Oratrice pour le groupe Union centriste, lors du débat de mardi, la sénatrice des Pyrénées-Atlantiques Denise Saint-Pé compte aussi aborder la question du nucléaire, dont 14 réacteurs sont appelés à fermer d’ici 2035. « Soyons pragmatiques. Diminuer le nucléaire, oui, mais est-ce le bon tempo ? Les décisions ne doivent pas être prises à l’emporte-pièce. Quelles seront les conséquences demain ? La précarité énergétique prend de plus en plus d’importance », s’inquiète-t-elle.
Autre sujet à surveiller, selon elle : la RE 2020, la réglementation qui va régir les performances environnementales des bâtiments neufs à partir de l’été 2021. « Quelle place laissera-t-on au gaz ? On ne peut pas penser qu’il n’y aura que du tout électrique en France. Sinon, on n’y arrivera pas au moment des pointes », explique-t-elle.
En amorce des débats sur le projet de loi de finances, le sénateur communiste Fabien Gay insistait aussi sur l’importance de ne pas précipiter l’arrêt des centrales à charbon dans ce contexte, tout en regrettant les retards accumulés par l’EPR de Flamanville ou certains projets de valorisation de déchets agricoles. Le sénateur de Seine-Saint-Denis juge aussi que les mesures conjoncturelles ne pourraient pas suffire. « Nous pourrons recourir au délestage et à l’effacement, avec les entreprises, mais cela ne réglera pas tout », avait-il mis en garde.
En effet, outre l’appel au civisme, par des petits gestes quotidiens individuels, RTE peut activer des leviers beaucoup plus puissants. Arrêt de la consommation dans les sites industriels sous contrat, baisse de 5 % de la tension du réseau, et enfin des coupures ciblées sur certains points du territoire (le délestage). L’industrie représente 17 % de la consommation nationale d’électricité, moins que l’habitat qui en totalise 35,7 %, selon Voltalis, l’un des principaux acteurs de l’optimisation en temps réel de la consommation d’électricité.

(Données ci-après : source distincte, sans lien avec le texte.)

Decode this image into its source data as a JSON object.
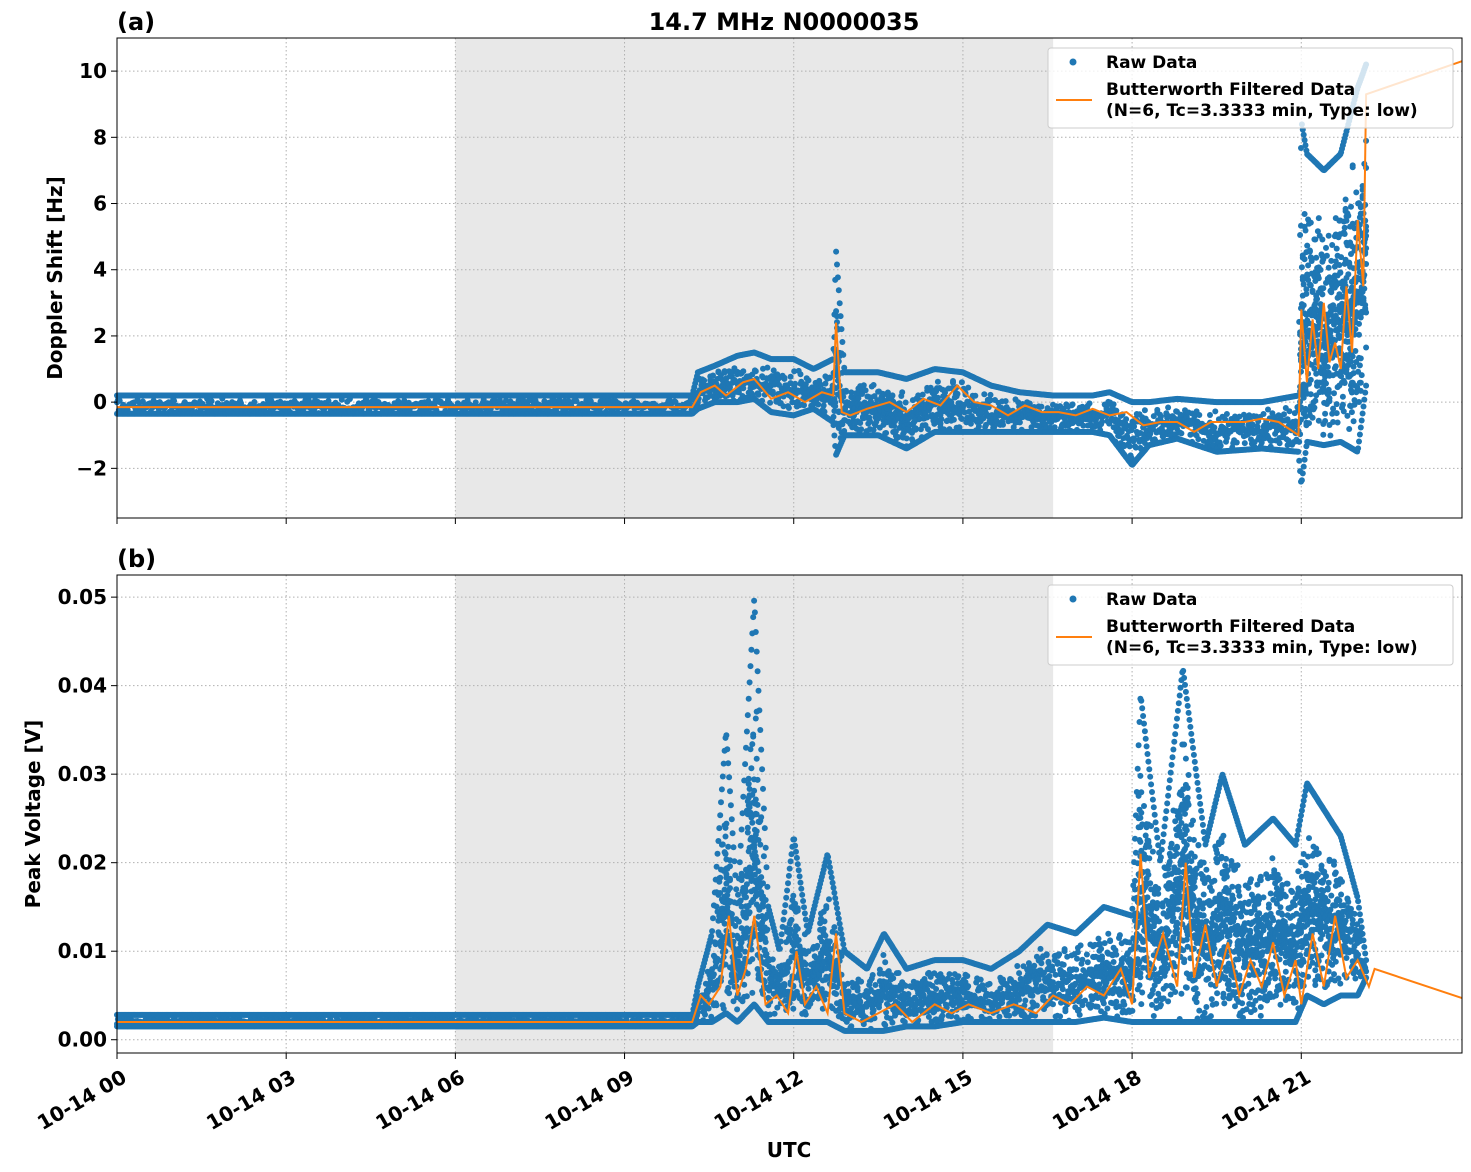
{
  "figure": {
    "title": "14.7 MHz N0000035",
    "xlabel": "UTC"
  },
  "colors": {
    "raw": "#1f77b4",
    "filtered": "#ff7f0e",
    "shade": "#e8e8e8",
    "grid": "#b0b0b0"
  },
  "chart_data": [
    {
      "type": "scatter",
      "panel_label": "(a)",
      "title": "14.7 MHz N0000035",
      "ylabel": "Doppler Shift [Hz]",
      "xlabel": "",
      "x_unit": "hours UTC on 10-14",
      "xlim": [
        0,
        23.85
      ],
      "ylim": [
        -3.5,
        11
      ],
      "yticks": [
        -2,
        0,
        2,
        4,
        6,
        8,
        10
      ],
      "ytick_labels": [
        "−2",
        "0",
        "2",
        "4",
        "6",
        "8",
        "10"
      ],
      "xticks": [
        0,
        3,
        6,
        9,
        12,
        15,
        18,
        21
      ],
      "xtick_labels": [
        "10-14 00",
        "10-14 03",
        "10-14 06",
        "10-14 09",
        "10-14 12",
        "10-14 15",
        "10-14 18",
        "10-14 21"
      ],
      "shaded_span": [
        6.0,
        16.6
      ],
      "grid": true,
      "legend": {
        "position": "top-right",
        "entries": [
          "Raw Data",
          "Butterworth Filtered Data",
          "(N=6, Tc=3.3333 min, Type: low)"
        ]
      },
      "series": [
        {
          "name": "Raw Data",
          "style": "markers",
          "envelope": {
            "x": [
              0,
              10.2,
              10.3,
              10.6,
              11,
              11.3,
              11.6,
              12,
              12.35,
              12.7,
              12.75,
              12.9,
              13.5,
              14,
              14.5,
              15,
              15.5,
              16,
              16.6,
              17.3,
              17.6,
              18,
              18.3,
              18.8,
              19.5,
              20.3,
              20.95,
              21.0,
              21.1,
              21.4,
              21.7,
              22.0,
              22.15
            ],
            "lo": [
              -0.35,
              -0.35,
              -0.2,
              0.0,
              0.0,
              0.1,
              -0.3,
              -0.4,
              -0.2,
              -0.6,
              -1.6,
              -1.0,
              -1.0,
              -1.4,
              -0.9,
              -0.9,
              -0.9,
              -0.9,
              -0.9,
              -0.9,
              -1.0,
              -1.9,
              -1.3,
              -1.1,
              -1.5,
              -1.4,
              -1.5,
              -2.5,
              -1.2,
              -1.3,
              -1.2,
              -1.5,
              0.5
            ],
            "hi": [
              0.2,
              0.2,
              0.9,
              1.1,
              1.4,
              1.5,
              1.3,
              1.3,
              1.0,
              1.3,
              4.6,
              0.9,
              0.9,
              0.7,
              1.0,
              0.9,
              0.5,
              0.3,
              0.2,
              0.2,
              0.3,
              0.0,
              0.0,
              0.1,
              0.0,
              0.0,
              0.2,
              8.5,
              7.5,
              7.0,
              7.5,
              9.5,
              10.2
            ]
          }
        },
        {
          "name": "Butterworth Filtered Data",
          "style": "line",
          "x": [
            0,
            2,
            4,
            6,
            8,
            10.2,
            10.35,
            10.6,
            10.8,
            11.1,
            11.3,
            11.6,
            11.9,
            12.2,
            12.5,
            12.7,
            12.75,
            12.85,
            13.0,
            13.3,
            13.7,
            14.0,
            14.3,
            14.6,
            14.9,
            15.2,
            15.5,
            15.8,
            16.1,
            16.4,
            16.7,
            17.0,
            17.3,
            17.6,
            17.9,
            18.2,
            18.5,
            18.8,
            19.1,
            19.4,
            19.7,
            20.0,
            20.3,
            20.6,
            20.95,
            21.0,
            21.1,
            21.2,
            21.3,
            21.4,
            21.5,
            21.6,
            21.7,
            21.8,
            21.9,
            22.0,
            22.1,
            22.15,
            23.85
          ],
          "y": [
            -0.15,
            -0.15,
            -0.15,
            -0.15,
            -0.15,
            -0.15,
            0.3,
            0.5,
            0.2,
            0.6,
            0.7,
            0.1,
            0.3,
            0.0,
            0.3,
            0.2,
            2.4,
            -0.3,
            -0.4,
            -0.2,
            0.0,
            -0.3,
            0.1,
            -0.1,
            0.5,
            0.0,
            -0.1,
            -0.4,
            -0.1,
            -0.3,
            -0.3,
            -0.4,
            -0.2,
            -0.4,
            -0.3,
            -0.7,
            -0.6,
            -0.6,
            -0.9,
            -0.6,
            -0.6,
            -0.6,
            -0.5,
            -0.6,
            -1.0,
            2.8,
            0.6,
            2.5,
            1.0,
            3.0,
            1.2,
            1.8,
            1.0,
            3.5,
            1.5,
            5.5,
            3.5,
            9.3,
            10.3
          ]
        }
      ]
    },
    {
      "type": "scatter",
      "panel_label": "(b)",
      "title": "",
      "ylabel": "Peak Voltage [V]",
      "xlabel": "UTC",
      "x_unit": "hours UTC on 10-14",
      "xlim": [
        0,
        23.85
      ],
      "ylim": [
        -0.0015,
        0.0525
      ],
      "yticks": [
        0.0,
        0.01,
        0.02,
        0.03,
        0.04,
        0.05
      ],
      "ytick_labels": [
        "0.00",
        "0.01",
        "0.02",
        "0.03",
        "0.04",
        "0.05"
      ],
      "xticks": [
        0,
        3,
        6,
        9,
        12,
        15,
        18,
        21
      ],
      "xtick_labels": [
        "10-14 00",
        "10-14 03",
        "10-14 06",
        "10-14 09",
        "10-14 12",
        "10-14 15",
        "10-14 18",
        "10-14 21"
      ],
      "shaded_span": [
        6.0,
        16.6
      ],
      "grid": true,
      "legend": {
        "position": "top-right",
        "entries": [
          "Raw Data",
          "Butterworth Filtered Data",
          "(N=6, Tc=3.3333 min, Type: low)"
        ]
      },
      "series": [
        {
          "name": "Raw Data",
          "style": "markers",
          "envelope": {
            "x": [
              0,
              10.2,
              10.3,
              10.55,
              10.8,
              11.0,
              11.3,
              11.55,
              11.75,
              12.0,
              12.25,
              12.6,
              12.9,
              13.3,
              13.6,
              14.0,
              14.5,
              15.0,
              15.5,
              16.0,
              16.5,
              17.0,
              17.5,
              18.0,
              18.15,
              18.5,
              18.9,
              19.3,
              19.6,
              20.0,
              20.5,
              20.9,
              21.1,
              21.4,
              21.7,
              22.0,
              22.15
            ],
            "lo": [
              0.0015,
              0.0015,
              0.002,
              0.002,
              0.003,
              0.002,
              0.004,
              0.002,
              0.002,
              0.002,
              0.002,
              0.002,
              0.001,
              0.001,
              0.001,
              0.0015,
              0.0015,
              0.002,
              0.002,
              0.002,
              0.002,
              0.002,
              0.0025,
              0.002,
              0.002,
              0.002,
              0.002,
              0.002,
              0.002,
              0.002,
              0.002,
              0.002,
              0.005,
              0.004,
              0.005,
              0.005,
              0.007
            ],
            "hi": [
              0.0028,
              0.0028,
              0.006,
              0.012,
              0.035,
              0.015,
              0.05,
              0.015,
              0.01,
              0.023,
              0.012,
              0.021,
              0.01,
              0.008,
              0.012,
              0.008,
              0.009,
              0.009,
              0.008,
              0.01,
              0.013,
              0.012,
              0.015,
              0.014,
              0.039,
              0.02,
              0.042,
              0.022,
              0.03,
              0.022,
              0.025,
              0.022,
              0.029,
              0.026,
              0.023,
              0.016,
              0.009
            ]
          }
        },
        {
          "name": "Butterworth Filtered Data",
          "style": "line",
          "x": [
            0,
            2,
            4,
            6,
            8,
            10.2,
            10.35,
            10.5,
            10.7,
            10.85,
            11.0,
            11.15,
            11.3,
            11.5,
            11.7,
            11.9,
            12.05,
            12.2,
            12.4,
            12.6,
            12.75,
            12.9,
            13.2,
            13.5,
            13.8,
            14.1,
            14.5,
            14.8,
            15.1,
            15.5,
            15.9,
            16.3,
            16.6,
            16.9,
            17.2,
            17.5,
            17.8,
            18.0,
            18.15,
            18.3,
            18.55,
            18.8,
            18.95,
            19.1,
            19.3,
            19.5,
            19.7,
            19.9,
            20.1,
            20.3,
            20.5,
            20.7,
            20.9,
            21.0,
            21.2,
            21.4,
            21.6,
            21.8,
            22.0,
            22.2,
            22.3,
            23.85
          ],
          "y": [
            0.002,
            0.002,
            0.002,
            0.002,
            0.002,
            0.002,
            0.005,
            0.004,
            0.006,
            0.014,
            0.005,
            0.008,
            0.014,
            0.004,
            0.005,
            0.003,
            0.01,
            0.004,
            0.006,
            0.003,
            0.012,
            0.003,
            0.002,
            0.003,
            0.004,
            0.002,
            0.004,
            0.003,
            0.004,
            0.003,
            0.004,
            0.003,
            0.005,
            0.004,
            0.006,
            0.005,
            0.008,
            0.004,
            0.021,
            0.007,
            0.012,
            0.006,
            0.02,
            0.007,
            0.013,
            0.006,
            0.011,
            0.005,
            0.009,
            0.006,
            0.011,
            0.005,
            0.009,
            0.004,
            0.012,
            0.006,
            0.014,
            0.007,
            0.009,
            0.006,
            0.008,
            0.0047
          ]
        }
      ]
    }
  ]
}
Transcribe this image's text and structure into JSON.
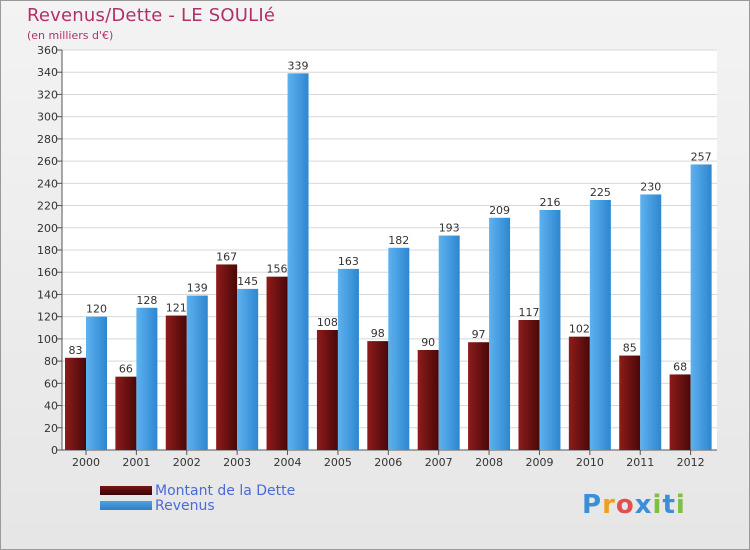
{
  "header": {
    "title": "Revenus/Dette - LE SOULIé",
    "subtitle": "(en milliers d'€)"
  },
  "legend": {
    "debt_label": "Montant de la Dette",
    "revenue_label": "Revenus"
  },
  "logo": {
    "text": "Proxiti"
  },
  "colors": {
    "debt": "#7a1414",
    "revenue": "#4aa3e6",
    "title": "#b0306a",
    "legend_text": "#4a6ad8"
  },
  "chart_data": {
    "type": "bar",
    "title": "Revenus/Dette - LE SOULIé",
    "ylabel": "(en milliers d'€)",
    "xlabel": "",
    "categories": [
      "2000",
      "2001",
      "2002",
      "2003",
      "2004",
      "2005",
      "2006",
      "2007",
      "2008",
      "2009",
      "2010",
      "2011",
      "2012"
    ],
    "series": [
      {
        "name": "Montant de la Dette",
        "values": [
          83,
          66,
          121,
          167,
          156,
          108,
          98,
          90,
          97,
          117,
          102,
          85,
          68
        ]
      },
      {
        "name": "Revenus",
        "values": [
          120,
          128,
          139,
          145,
          339,
          163,
          182,
          193,
          209,
          216,
          225,
          230,
          257
        ]
      }
    ],
    "ylim": [
      0,
      360
    ],
    "yticks": [
      0,
      20,
      40,
      60,
      80,
      100,
      120,
      140,
      160,
      180,
      200,
      220,
      240,
      260,
      280,
      300,
      320,
      340,
      360
    ],
    "grid": true,
    "legend_position": "bottom-left"
  }
}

Quand le Sénat pointait les mesures « tardives et limitées » du gouvernement en juin
Quand la proposition de plan de relance de la commission des affaires économiques avait été présentée au Sénat en juin, les sénateurs avaient formulé des propositions pour « garantir la sécurité d’approvisionnement en électricité ». Ils avaient regretté les mesures au « caractère tardif et limité » prises par le gouvernement. Comparant les objectifs votés dans la loi énergie-climat, la cellule de la commission avait ainsi regretté le manque la faible capacité d’effacement électrique du pays, c’est-à-dire le nombre d’entreprises pouvant arrêter certaines productions en cas de turbulences sur le réseau, en échange d’un soutien public. Autre déception des sénateurs : le fait que les appareils de régulation de chauffage soient un temps sortis du champ du crédit d’impôt pour la transition énergétique (CITE).
Appelant à poursuivre la recherche dans le nucléaire et investir dans le stockage de l’électricité (un défi technologique complexe), la commission a par ailleurs demandé que le Parlement soit « pleinement associé aux travaux stratégiques » de l’exécutif. D’autant que des réformes majeures sont en vue : nouvelle régulation économique du nucléaire ou encore projet « Hercule » au sein du groupe EDF, qui pourrait éclater l’exploitant en plusieurs branches d’activité. Dans l’hémicycle du Sénat, ce dernier sujet occupe de plus en plus les esprits. « Plutôt que d’organiser le black-out du service public avec le projet Hercule, le gouvernement devrait investir massivement », s’est exclamé ce vendredi le sénateur PCF Fabien Gay. Le groupe CRCE (communiste, républicain, citoyen et écologiste) l’a aussi inscrit à l’agenda. L’hémicycle en débattra le mercredi 13.